The trick about today’s treats

“For good skeletons are we
And we’re dying to be free —
‘All flesh be gone’
Save your dry and joyous shout
For the day poor skeleton steps out”


Today is All Hallows Eve. We carved our jack-o-lanterns this afternoon, and around 4 o’clock, after Mara’s buddy Gwyneth arrived, we all headed over to the house of some other friends for pizza and an ice-cream cake. Dinner and dessert dispatched, we all hit the sidewalks in search of treats. Our party included six princesses, some of them fairy princesses, a tiger and a fireman.


Mara puts the finishing touches on her jack-o-lantern.

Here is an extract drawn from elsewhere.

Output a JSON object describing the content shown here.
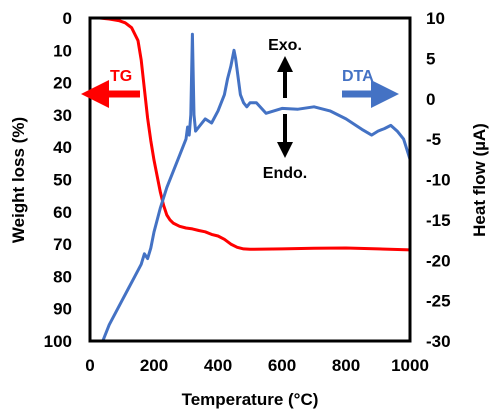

Someday Mara will learn of the untold heaps of candy that covered the dining room table, the pillowcases and shopping bags that we used to bring home full and dragging behind us on the ground at the end of a Halloween haul. It was like purse-seining for candy. She’ll learn that there was a time before the “Fun Size” marketing ploy that attempted to convince kids that less candy was more “fun”, a time when size spoke for itself and the size was a half-foot of Baby Ruth, Snickers, Three Muskateers, Mounds and Almond Joy, and Milky Way, and a full eight inches of Butterfinger. The boxes of Milk Duds and Junior Mints rattled with a plenum and gave our bags a satisfying noisiness. One packet of candy-corn would make you sick. Rare was the household within a half mile radius of our house that did not participate. Even if there was no pumpkin lit, there would be someone with a bowl of candy inside at almost every house. The only houses we skipped were those where the porchlight was dark, the signal for “no candy here”. We skipped the Godfrey’s at the bottom of our hill, too, because they gave apples every year and given the area we had to cover before curfew it just didn’t make sense to waste any time going up a driveway where you knew the payoff would be suboptimal.

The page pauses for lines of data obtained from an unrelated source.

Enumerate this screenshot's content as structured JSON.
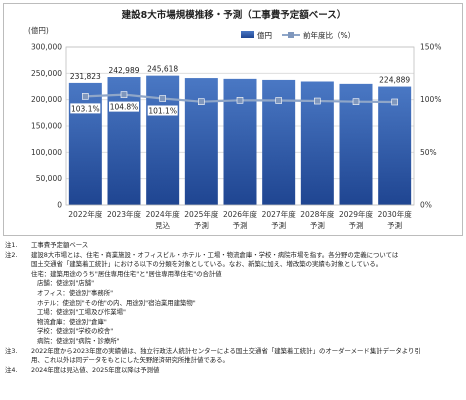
{
  "chart_data": {
    "type": "bar",
    "title": "建設8大市場規模推移・予測（工事費予定額ベース）",
    "y_unit_label": "(億円)",
    "ylim": [
      0,
      300000
    ],
    "yticks": [
      "0",
      "50,000",
      "100,000",
      "150,000",
      "200,000",
      "250,000",
      "300,000"
    ],
    "y2lim": [
      0,
      150
    ],
    "y2ticks": [
      "0%",
      "50%",
      "100%",
      "150%"
    ],
    "categories": [
      {
        "line1": "2022年度",
        "line2": ""
      },
      {
        "line1": "2023年度",
        "line2": ""
      },
      {
        "line1": "2024年度",
        "line2": "見込"
      },
      {
        "line1": "2025年度",
        "line2": "予測"
      },
      {
        "line1": "2026年度",
        "line2": "予測"
      },
      {
        "line1": "2027年度",
        "line2": "予測"
      },
      {
        "line1": "2028年度",
        "line2": "予測"
      },
      {
        "line1": "2029年度",
        "line2": "予測"
      },
      {
        "line1": "2030年度",
        "line2": "予測"
      }
    ],
    "legend": {
      "bar": "億円",
      "line": "前年度比（%）",
      "position": "top-right"
    },
    "series": [
      {
        "name": "億円",
        "type": "bar",
        "values": [
          231823,
          242989,
          245618,
          241000,
          239500,
          237500,
          234500,
          230000,
          224889
        ],
        "labels": [
          "231,823",
          "242,989",
          "245,618",
          "",
          "",
          "",
          "",
          "",
          "224,889"
        ]
      },
      {
        "name": "前年度比（%）",
        "type": "line",
        "values": [
          103.1,
          104.8,
          101.1,
          98.1,
          99.4,
          99.2,
          98.7,
          98.1,
          97.8
        ],
        "labels": [
          "103.1%",
          "104.8%",
          "101.1%",
          "",
          "",
          "",
          "",
          "",
          ""
        ]
      }
    ],
    "grid": true,
    "colors": {
      "bar_top": "#4a78c4",
      "bar_bottom": "#1f4591",
      "line": "#8fa6c8",
      "marker": "#7f97bd"
    }
  },
  "notes": {
    "n1": {
      "label": "注1.",
      "text": "工事費予定額ベース"
    },
    "n2": {
      "label": "注2.",
      "lines": [
        "建設8大市場とは、住宅・商業施設・オフィスビル・ホテル・工場・物流倉庫・学校・病院市場を指す。各分野の定義については",
        "国土交通省「建築着工統計」における以下の分類を対象としている。なお、新築に加え、増改築の実績も対象としている。"
      ],
      "items": [
        "住宅：建築用途のうち\"居住専用住宅\"と\"居住専用準住宅\"の合計値",
        "店舗：使途別\"店舗\"",
        "オフィス：使途別\"事務所\"",
        "ホテル：使途別\"その他\"の内、用途別\"宿泊業用建築物\"",
        "工場：使途別\"工場及び作業場\"",
        "物流倉庫：使途別\"倉庫\"",
        "学校：使途別\"学校の校舎\"",
        "病院：使途別\"病院・診療所\""
      ]
    },
    "n3": {
      "label": "注3.",
      "lines": [
        "2022年度から2023年度の実績値は、独立行政法人統計センターによる国土交通省「建築着工統計」のオーダーメード集計データより引",
        "用、これ以外は同データをもとにした矢野経済研究所推計値である。"
      ]
    },
    "n4": {
      "label": "注4.",
      "text": "2024年度は見込値、2025年度以降は予測値"
    }
  }
}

Things are not like that today. Aside from one, the bars were mostly Fun Size. A few were even those miniature Hershey bars so small that you’d never find it again if you dropped it on an Oriental rug. We had to walk past many dark porches tonight in Wallingford. Those who are available generally make it very obvious. Latona Avenue has a few houses with ghosts sprouting from the chimneys and spooky lights and decorations all over the front walkway. One man on 6th, down next to the freeway, puts up a warehouse full of brightly lit and sound-accompanied stuff for every holiday. But these are few and far between. We walked our kids around for an hour. We visited Tina, an old German lady who is kind to stray cats and whom we have known since we moved into this neighborhood ten years ago.

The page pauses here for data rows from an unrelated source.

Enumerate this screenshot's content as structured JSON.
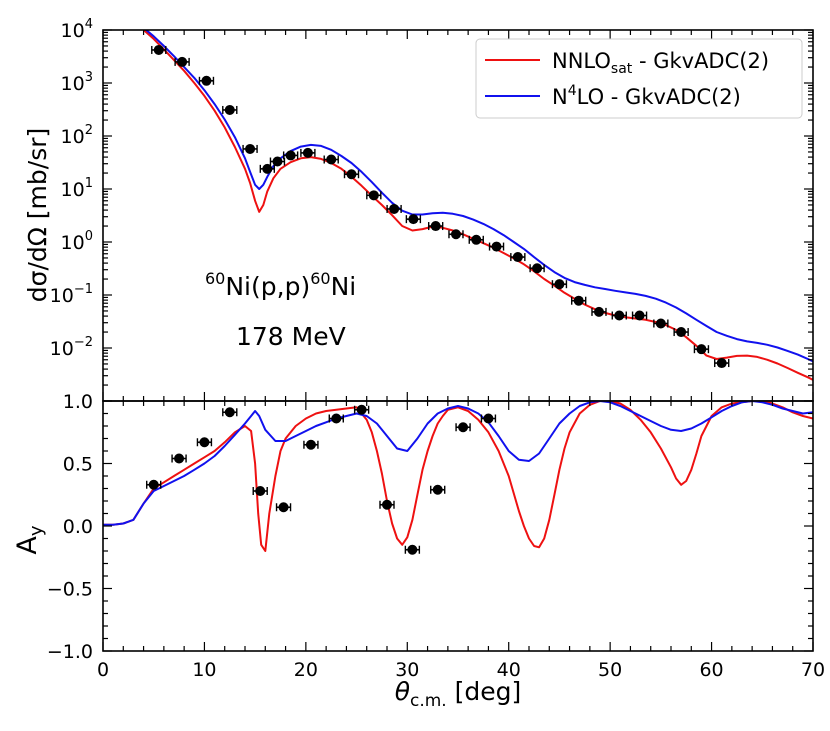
{
  "chart_data": [
    {
      "type": "line",
      "ylabel": "dσ/dΩ [mb/sr]",
      "yscale": "log",
      "ylim": [
        0.001,
        10000
      ],
      "xlim": [
        0,
        70
      ],
      "ytick_labels": [
        "10^-2",
        "10^-1",
        "10^0",
        "10^1",
        "10^2",
        "10^3",
        "10^4"
      ],
      "annotation": {
        "reaction_pre": "60",
        "reaction_mid": "Ni(p,p)",
        "reaction_post": "60",
        "reaction_end": "Ni",
        "energy": "178 MeV"
      },
      "legend_position": "top-right",
      "legend": [
        {
          "base": "NNLO",
          "sub": "sat",
          "rest": " - GkvADC(2)"
        },
        {
          "base": "N",
          "sup": "4",
          "rest": "LO - GkvADC(2)"
        }
      ],
      "series": [
        {
          "name": "NNLO_sat - GkvADC(2)",
          "color": "#ee1111",
          "x": [
            4,
            5,
            6,
            7,
            8,
            9,
            10,
            11,
            12,
            13,
            14,
            14.5,
            15,
            15.4,
            15.8,
            16.2,
            16.8,
            17.5,
            18.5,
            19.5,
            20.5,
            21.5,
            22.5,
            23.5,
            24.5,
            25.5,
            26.5,
            27.5,
            28.5,
            29.5,
            30.5,
            31.5,
            32.5,
            33.5,
            34.5,
            35.5,
            36.5,
            37.5,
            38.5,
            39.5,
            40.5,
            41.5,
            42.5,
            43.5,
            44.5,
            45.5,
            46.5,
            47.5,
            48.5,
            49.5,
            50.5,
            51.5,
            52.5,
            53.5,
            54.5,
            55.5,
            56.5,
            57.5,
            58.5,
            59.5,
            60.5,
            61.5,
            62.5,
            63.5,
            64.5,
            65.5,
            66.5,
            67.5,
            68.5,
            69.5,
            70
          ],
          "y": [
            10000,
            6800,
            4300,
            2700,
            1700,
            1000,
            570,
            300,
            145,
            62,
            24,
            13,
            6,
            3.7,
            5,
            9,
            16,
            24,
            32,
            38,
            40,
            37,
            31,
            24,
            17,
            11.5,
            7.5,
            5,
            3.2,
            2,
            1.65,
            1.75,
            1.95,
            1.85,
            1.65,
            1.4,
            1.15,
            0.95,
            0.78,
            0.62,
            0.49,
            0.38,
            0.28,
            0.2,
            0.15,
            0.11,
            0.085,
            0.066,
            0.054,
            0.046,
            0.041,
            0.038,
            0.036,
            0.034,
            0.031,
            0.027,
            0.022,
            0.016,
            0.011,
            0.0072,
            0.0062,
            0.0066,
            0.0071,
            0.0072,
            0.0068,
            0.006,
            0.0051,
            0.0042,
            0.0034,
            0.0028,
            0.0025
          ]
        },
        {
          "name": "N4LO - GkvADC(2)",
          "color": "#1111ee",
          "x": [
            4,
            5,
            6,
            7,
            8,
            9,
            10,
            11,
            12,
            13,
            14,
            14.5,
            15,
            15.4,
            15.8,
            16.2,
            16.8,
            17.5,
            18.5,
            19.5,
            20.5,
            21.5,
            22.5,
            23.5,
            24.5,
            25.5,
            26.5,
            27.5,
            28.5,
            29.5,
            30.5,
            31.5,
            32.5,
            33.5,
            34.5,
            35.5,
            36.5,
            37.5,
            38.5,
            39.5,
            40.5,
            41.5,
            42.5,
            43.5,
            44.5,
            45.5,
            46.5,
            47.5,
            48.5,
            49.5,
            50.5,
            51.5,
            52.5,
            53.5,
            54.5,
            55.5,
            56.5,
            57.5,
            58.5,
            59.5,
            60.5,
            61.5,
            62.5,
            63.5,
            64.5,
            65.5,
            66.5,
            67.5,
            68.5,
            69.5,
            70
          ],
          "y": [
            11000,
            7600,
            5000,
            3200,
            2000,
            1250,
            730,
            400,
            205,
            95,
            38,
            21,
            12,
            10,
            12,
            17,
            27,
            38,
            52,
            63,
            68,
            65,
            55,
            42,
            31,
            21,
            13.5,
            8.5,
            5.5,
            3.9,
            3.3,
            3.3,
            3.5,
            3.55,
            3.4,
            3.1,
            2.65,
            2.2,
            1.75,
            1.35,
            1,
            0.74,
            0.52,
            0.37,
            0.27,
            0.21,
            0.175,
            0.155,
            0.14,
            0.13,
            0.12,
            0.112,
            0.105,
            0.096,
            0.085,
            0.072,
            0.058,
            0.045,
            0.034,
            0.026,
            0.02,
            0.017,
            0.0147,
            0.0133,
            0.0125,
            0.0115,
            0.0102,
            0.0088,
            0.0075,
            0.0062,
            0.0056
          ]
        },
        {
          "name": "data",
          "type": "scatter",
          "color": "#000000",
          "x": [
            5.5,
            7.8,
            10.2,
            12.5,
            14.5,
            16.2,
            17.2,
            18.5,
            20.2,
            22.5,
            24.5,
            26.7,
            28.7,
            30.6,
            32.8,
            34.8,
            36.8,
            38.8,
            40.9,
            42.8,
            45,
            46.9,
            48.9,
            50.9,
            52.9,
            55,
            57,
            59,
            61
          ],
          "y": [
            4200,
            2500,
            1100,
            310,
            57,
            24,
            33,
            43,
            48,
            36,
            19,
            7.6,
            4.2,
            2.7,
            2,
            1.4,
            1.1,
            0.82,
            0.52,
            0.32,
            0.16,
            0.078,
            0.048,
            0.041,
            0.041,
            0.029,
            0.02,
            0.0095,
            0.0052
          ]
        }
      ]
    },
    {
      "type": "line",
      "ylabel": "A_y",
      "ylabel_base": "A",
      "ylabel_sub": "y",
      "xlabel_base": "θ",
      "xlabel_sub": "c.m.",
      "xlabel_rest": " [deg]",
      "ylim": [
        -1.0,
        1.0
      ],
      "xlim": [
        0,
        70
      ],
      "ytick_labels": [
        "−1.0",
        "−0.5",
        "0.0",
        "0.5",
        "1.0"
      ],
      "xtick_labels": [
        "0",
        "10",
        "20",
        "30",
        "40",
        "50",
        "60",
        "70"
      ],
      "series": [
        {
          "name": "NNLO_sat - GkvADC(2)",
          "color": "#ee1111",
          "x": [
            0,
            1,
            2,
            3,
            4,
            5,
            6,
            7,
            8,
            9,
            10,
            11,
            12,
            13,
            14,
            14.6,
            15,
            15.3,
            15.6,
            16,
            16.4,
            17,
            17.5,
            18,
            19,
            20,
            21,
            22,
            23,
            24,
            25,
            25.5,
            26,
            26.5,
            27,
            27.5,
            28,
            28.5,
            29,
            29.5,
            30,
            30.5,
            31,
            31.5,
            32,
            32.5,
            33,
            33.5,
            34,
            35,
            36,
            37,
            38,
            39,
            40,
            40.5,
            41,
            41.5,
            42,
            42.5,
            43,
            43.5,
            44,
            44.5,
            45,
            45.5,
            46,
            47,
            48,
            49,
            50,
            51,
            52,
            53,
            54,
            55,
            56,
            56.5,
            57,
            57.5,
            58,
            58.5,
            59,
            60,
            61,
            62,
            63,
            64,
            65,
            66,
            67,
            68,
            69,
            70
          ],
          "y": [
            0.01,
            0.01,
            0.02,
            0.05,
            0.18,
            0.3,
            0.35,
            0.4,
            0.45,
            0.5,
            0.55,
            0.6,
            0.67,
            0.75,
            0.8,
            0.76,
            0.5,
            0.1,
            -0.15,
            -0.2,
            0.1,
            0.4,
            0.6,
            0.7,
            0.8,
            0.86,
            0.9,
            0.92,
            0.93,
            0.94,
            0.95,
            0.9,
            0.85,
            0.75,
            0.6,
            0.42,
            0.2,
            0.02,
            -0.1,
            -0.15,
            -0.09,
            0.05,
            0.25,
            0.45,
            0.6,
            0.72,
            0.82,
            0.88,
            0.93,
            0.95,
            0.92,
            0.85,
            0.75,
            0.6,
            0.4,
            0.26,
            0.12,
            0.0,
            -0.1,
            -0.16,
            -0.17,
            -0.1,
            0.05,
            0.25,
            0.45,
            0.62,
            0.75,
            0.9,
            0.97,
            1.0,
            1.0,
            0.98,
            0.93,
            0.85,
            0.75,
            0.62,
            0.47,
            0.38,
            0.33,
            0.36,
            0.45,
            0.58,
            0.72,
            0.88,
            0.95,
            0.98,
            0.99,
            1.0,
            1.0,
            0.98,
            0.95,
            0.91,
            0.88,
            0.86
          ]
        },
        {
          "name": "N4LO - GkvADC(2)",
          "color": "#1111ee",
          "x": [
            0,
            1,
            2,
            3,
            4,
            5,
            6,
            7,
            8,
            9,
            10,
            11,
            12,
            13,
            14,
            14.6,
            15,
            15.4,
            16,
            17,
            18,
            19,
            20,
            21,
            22,
            23,
            24,
            25,
            26,
            27,
            28,
            29,
            30,
            31,
            32,
            33,
            34,
            35,
            36,
            37,
            38,
            39,
            40,
            41,
            42,
            43,
            44,
            45,
            46,
            47,
            48,
            49,
            50,
            51,
            52,
            53,
            54,
            55,
            56,
            57,
            58,
            59,
            60,
            61,
            62,
            63,
            64,
            65,
            66,
            67,
            68,
            69,
            70
          ],
          "y": [
            0.01,
            0.01,
            0.02,
            0.05,
            0.18,
            0.28,
            0.32,
            0.36,
            0.4,
            0.45,
            0.5,
            0.56,
            0.64,
            0.73,
            0.82,
            0.88,
            0.92,
            0.88,
            0.77,
            0.68,
            0.68,
            0.72,
            0.76,
            0.8,
            0.83,
            0.86,
            0.88,
            0.9,
            0.88,
            0.82,
            0.72,
            0.62,
            0.6,
            0.7,
            0.82,
            0.9,
            0.94,
            0.96,
            0.94,
            0.9,
            0.83,
            0.72,
            0.6,
            0.53,
            0.52,
            0.58,
            0.7,
            0.82,
            0.9,
            0.96,
            0.99,
            1.0,
            0.99,
            0.96,
            0.92,
            0.88,
            0.84,
            0.8,
            0.77,
            0.76,
            0.78,
            0.82,
            0.87,
            0.92,
            0.96,
            0.99,
            1.0,
            0.99,
            0.97,
            0.94,
            0.92,
            0.9,
            0.91
          ]
        },
        {
          "name": "data",
          "type": "scatter",
          "color": "#000000",
          "x": [
            5,
            7.5,
            10,
            12.5,
            15.5,
            17.8,
            20.5,
            23,
            25.5,
            28,
            30.5,
            33,
            35.5,
            38
          ],
          "y": [
            0.33,
            0.54,
            0.67,
            0.91,
            0.28,
            0.15,
            0.65,
            0.86,
            0.93,
            0.17,
            -0.19,
            0.29,
            0.79,
            0.86
          ]
        }
      ]
    }
  ]
}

A pretty pink party setting out for confectionary wealth. They have no idea.

Mara considered it quite a satisfactory night to have her little round plastic pumpkin a third full. Dumped on the dining room table, the take barely disturbed the pattern of the table cloth, and yet we were glad it wasn’t more. Mara accepts the fact that she will get to pig out tomorrow — one day of suspended dental health policy — and then we’ll get rid of the rest. She cherishes the getting, but she is not too upset about the not having. She understands that this stuff is poison. It makes me gag to think of the spoils I brought home, and which, if I recall correctly, I smacked away at for days and weeks, to the consternation of my good parents (but what could they do? You could regulate daily intake in those days to spread out the damage, I think, but social custom had not yet begun to allow wholesale pitching of the booty).

Someday she will learn about the good ol’ days. I hope she’ll make a face and say, “yelcchhh. I feel so sorry for you guys”, but I rather suppose she’ll say something quite else.


Lily and Mica, at top of stairs, lead the way as Mara and Gwyneth race to catch up. The man came to the door in a mask that sent Mara and Gwyneth practically tumbling back down the stairs to get away.